M. Courtois dressa la tête comme un coq de combat : il frisa sa moustache ; ses yeux brillèrent. Il connaissait la haine de Mlle Kolb pour l'infortuné professeur, il avait quelques années de salle, il se réjouissait de former une alliance offensive qui pouvait le mener loin. Lorsque Adda fut à portée de l'ennemi, il prit un air farouche et se campa sur ses jarrets en homme prêt à tout, et voici le dialogue qu'il entendit :
« Monsieur Marchal, voulez-vous me faire le plaisir et l'honneur de me prêter votre bras pour un moment?
— Moi?… A vous, mademoiselle?
— Je vous en prie.
— Mademoiselle, j'aime mieux m'exposer à tout que de désobéir à une femme.

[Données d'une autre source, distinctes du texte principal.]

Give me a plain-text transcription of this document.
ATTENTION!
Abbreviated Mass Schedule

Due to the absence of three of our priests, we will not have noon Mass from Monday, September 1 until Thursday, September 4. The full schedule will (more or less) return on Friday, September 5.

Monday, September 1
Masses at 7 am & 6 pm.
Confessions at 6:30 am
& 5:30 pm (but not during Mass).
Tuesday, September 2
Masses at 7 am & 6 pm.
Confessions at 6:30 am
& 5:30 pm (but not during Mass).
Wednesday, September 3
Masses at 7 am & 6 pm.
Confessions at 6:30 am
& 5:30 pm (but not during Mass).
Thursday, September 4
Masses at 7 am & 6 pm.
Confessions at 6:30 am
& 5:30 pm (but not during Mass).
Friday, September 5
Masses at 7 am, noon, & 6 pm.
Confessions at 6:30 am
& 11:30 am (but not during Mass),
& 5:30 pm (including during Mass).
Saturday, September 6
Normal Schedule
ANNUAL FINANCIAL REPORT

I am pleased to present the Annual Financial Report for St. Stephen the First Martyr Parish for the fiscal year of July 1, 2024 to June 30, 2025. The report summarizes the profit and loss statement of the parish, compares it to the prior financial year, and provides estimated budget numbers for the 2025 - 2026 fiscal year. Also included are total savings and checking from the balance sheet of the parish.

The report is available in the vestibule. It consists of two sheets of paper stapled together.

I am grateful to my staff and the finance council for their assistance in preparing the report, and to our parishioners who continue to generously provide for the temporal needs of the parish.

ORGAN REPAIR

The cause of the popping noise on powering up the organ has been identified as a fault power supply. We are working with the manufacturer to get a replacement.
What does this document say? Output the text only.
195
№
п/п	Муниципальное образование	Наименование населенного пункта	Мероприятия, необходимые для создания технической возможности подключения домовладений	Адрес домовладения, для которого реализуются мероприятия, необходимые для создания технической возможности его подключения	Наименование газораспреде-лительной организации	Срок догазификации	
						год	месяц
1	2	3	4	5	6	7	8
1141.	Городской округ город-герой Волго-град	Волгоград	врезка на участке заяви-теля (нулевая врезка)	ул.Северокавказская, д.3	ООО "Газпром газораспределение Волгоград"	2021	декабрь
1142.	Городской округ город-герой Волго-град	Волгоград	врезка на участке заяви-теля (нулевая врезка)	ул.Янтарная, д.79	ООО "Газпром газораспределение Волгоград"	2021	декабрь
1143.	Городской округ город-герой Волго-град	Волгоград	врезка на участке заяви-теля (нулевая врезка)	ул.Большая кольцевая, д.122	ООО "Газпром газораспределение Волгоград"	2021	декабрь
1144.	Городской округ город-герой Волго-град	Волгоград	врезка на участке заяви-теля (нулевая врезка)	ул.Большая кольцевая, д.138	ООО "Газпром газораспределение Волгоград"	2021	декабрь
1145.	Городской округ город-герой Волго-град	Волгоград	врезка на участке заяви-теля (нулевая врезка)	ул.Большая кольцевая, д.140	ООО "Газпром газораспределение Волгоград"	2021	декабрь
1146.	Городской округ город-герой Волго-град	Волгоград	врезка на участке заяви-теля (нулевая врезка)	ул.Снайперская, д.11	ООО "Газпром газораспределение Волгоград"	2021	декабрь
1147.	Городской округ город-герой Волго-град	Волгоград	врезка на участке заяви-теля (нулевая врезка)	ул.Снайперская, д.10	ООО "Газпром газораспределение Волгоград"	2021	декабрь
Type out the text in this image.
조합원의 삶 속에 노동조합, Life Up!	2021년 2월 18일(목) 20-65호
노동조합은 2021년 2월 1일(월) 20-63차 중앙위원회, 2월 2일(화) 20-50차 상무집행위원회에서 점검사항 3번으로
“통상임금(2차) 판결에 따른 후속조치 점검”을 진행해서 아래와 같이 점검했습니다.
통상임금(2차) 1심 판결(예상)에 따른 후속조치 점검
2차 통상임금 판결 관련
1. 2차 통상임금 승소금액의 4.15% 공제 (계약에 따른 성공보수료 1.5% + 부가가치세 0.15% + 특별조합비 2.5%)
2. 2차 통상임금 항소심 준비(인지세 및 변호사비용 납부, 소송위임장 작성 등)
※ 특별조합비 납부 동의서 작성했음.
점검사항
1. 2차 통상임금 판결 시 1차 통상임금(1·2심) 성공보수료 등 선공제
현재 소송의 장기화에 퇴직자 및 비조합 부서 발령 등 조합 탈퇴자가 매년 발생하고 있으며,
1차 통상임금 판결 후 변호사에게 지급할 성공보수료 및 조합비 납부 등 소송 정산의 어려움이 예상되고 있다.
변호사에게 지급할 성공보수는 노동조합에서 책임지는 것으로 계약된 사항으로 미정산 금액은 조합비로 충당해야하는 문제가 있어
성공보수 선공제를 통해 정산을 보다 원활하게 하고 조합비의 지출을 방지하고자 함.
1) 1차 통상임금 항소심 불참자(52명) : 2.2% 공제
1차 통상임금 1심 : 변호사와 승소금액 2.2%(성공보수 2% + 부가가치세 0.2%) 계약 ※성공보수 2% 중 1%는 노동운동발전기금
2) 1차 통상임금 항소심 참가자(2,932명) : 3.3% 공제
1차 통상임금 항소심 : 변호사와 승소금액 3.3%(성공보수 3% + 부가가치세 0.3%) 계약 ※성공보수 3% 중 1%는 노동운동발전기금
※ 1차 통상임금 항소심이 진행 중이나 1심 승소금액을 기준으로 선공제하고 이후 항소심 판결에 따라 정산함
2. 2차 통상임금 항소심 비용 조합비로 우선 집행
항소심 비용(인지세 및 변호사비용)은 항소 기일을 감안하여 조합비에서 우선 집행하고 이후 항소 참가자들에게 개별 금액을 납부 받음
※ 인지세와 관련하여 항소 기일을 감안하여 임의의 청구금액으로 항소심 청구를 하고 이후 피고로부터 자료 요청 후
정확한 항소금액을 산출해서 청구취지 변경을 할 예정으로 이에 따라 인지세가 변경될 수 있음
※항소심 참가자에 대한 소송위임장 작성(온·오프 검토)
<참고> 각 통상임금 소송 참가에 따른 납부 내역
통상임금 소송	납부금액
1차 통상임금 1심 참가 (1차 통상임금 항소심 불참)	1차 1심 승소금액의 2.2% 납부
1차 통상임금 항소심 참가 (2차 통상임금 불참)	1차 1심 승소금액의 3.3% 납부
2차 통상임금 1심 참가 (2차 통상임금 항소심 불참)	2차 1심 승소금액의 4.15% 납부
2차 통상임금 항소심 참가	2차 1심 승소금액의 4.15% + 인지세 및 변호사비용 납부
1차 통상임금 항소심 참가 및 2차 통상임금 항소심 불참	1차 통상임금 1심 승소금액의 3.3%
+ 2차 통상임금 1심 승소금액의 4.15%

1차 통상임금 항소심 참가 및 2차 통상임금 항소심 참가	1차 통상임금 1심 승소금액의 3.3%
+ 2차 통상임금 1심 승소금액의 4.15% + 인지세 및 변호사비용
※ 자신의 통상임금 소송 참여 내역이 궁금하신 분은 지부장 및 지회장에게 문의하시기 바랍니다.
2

Me voici à vos ordres.
— Bien! J'étais sûre de vous trouver ainsi. »
Elle salua M. Courtois du bout des ongles et traversa le salon dans sa longueur au bras d'Henri. Tout Strasbourg était là ; tous les yeux se fixèrent en même temps sur ce groupe invraisemblable, inouï. Claire croyait rêver ; tous ceux qui portaient des lunettes se mirent à essuyer leurs verres. L'orchestre oublia de jouer.
Lorsqu'ils furent au bout du salon, M. Marchal prit la parole et dit :
« Si c'est une gageure, mademoiselle, vous l'avez gagnée.